Además nunca entendí por qué se pueden abrir mezquitas por todos lados cuando en los países musulmanes es impensable que autoricen una iglesia católica. Debe de ser que en Europa somos tan generosos que acogemos incluso a los que no nos quieren ni quieren integrarse. Otros bien intencionados me recuerdan que muchos gallegos tuvieron que buscar refugio fuera de aquí y encontraron un futuro en la emigración y es verdad. Lo que sucede es que no se conoce ni un caso de gallegos que montaran bandas terroristas para matar a sus anfitriones.
Dejémonos de historias, la alianza de civilizaciones que parió Zapatero no pasa de ser un capítulo de cualquier utopía. Podría ahorrarme este artículo y con ello algunas críticas, pero eso sería permitir que los terroristas coartaran mi libertad y yo soy libre y vivo en democracia y por ello nadie me puede impedir sentarme ante el ordenador para compartir este sentimiento.

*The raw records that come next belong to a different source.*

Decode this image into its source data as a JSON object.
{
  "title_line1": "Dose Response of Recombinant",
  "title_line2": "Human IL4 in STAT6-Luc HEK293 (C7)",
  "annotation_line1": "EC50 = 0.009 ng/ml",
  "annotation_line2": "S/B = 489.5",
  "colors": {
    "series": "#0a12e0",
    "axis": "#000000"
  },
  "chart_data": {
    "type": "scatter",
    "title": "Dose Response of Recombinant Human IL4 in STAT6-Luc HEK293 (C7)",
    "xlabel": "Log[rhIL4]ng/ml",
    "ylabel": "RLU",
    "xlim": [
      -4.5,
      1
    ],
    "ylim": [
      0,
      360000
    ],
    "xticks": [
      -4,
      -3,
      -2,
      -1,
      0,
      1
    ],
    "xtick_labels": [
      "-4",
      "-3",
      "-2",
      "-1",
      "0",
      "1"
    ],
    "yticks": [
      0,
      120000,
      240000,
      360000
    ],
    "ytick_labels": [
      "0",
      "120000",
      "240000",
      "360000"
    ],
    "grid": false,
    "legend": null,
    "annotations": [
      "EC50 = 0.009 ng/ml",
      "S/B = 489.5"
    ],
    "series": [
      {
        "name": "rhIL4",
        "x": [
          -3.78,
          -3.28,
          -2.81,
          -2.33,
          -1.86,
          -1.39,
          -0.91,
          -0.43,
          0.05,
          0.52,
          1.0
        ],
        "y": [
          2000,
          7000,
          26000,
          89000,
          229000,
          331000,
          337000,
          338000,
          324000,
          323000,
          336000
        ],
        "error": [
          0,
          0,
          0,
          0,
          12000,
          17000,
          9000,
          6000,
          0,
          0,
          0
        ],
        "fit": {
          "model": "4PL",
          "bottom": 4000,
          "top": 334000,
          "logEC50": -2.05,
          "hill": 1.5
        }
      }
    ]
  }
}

Necesito saber si solo yo tengo miedo, pues, de ser así me pondré a tratamiento porque es un sentimiento negativo que me hace infeliz y del que me gustaría deshacerme.
Una cultura puede convivir con otras si todas aceptan un código de conducta y de respeto hacia la otra, pero cuando no es así, habrán de tomarse medidas que ordenen las cosas y nos pongan a salvo de los riesgos que nos amenazan. Ahora toca poner velitas y peluches en las calles, pero estoy convencido de que esto no alejará ni amedrentará a los malos de verdad. He visto algunos vídeos que denuncian el efecto llamada de las ventajas que Europa ofrece a los refugiados, no sé si son verdad, pero si lo fueran habría que revisar esa situación sin renunciar a la solidaridad, eso si, bien entendida.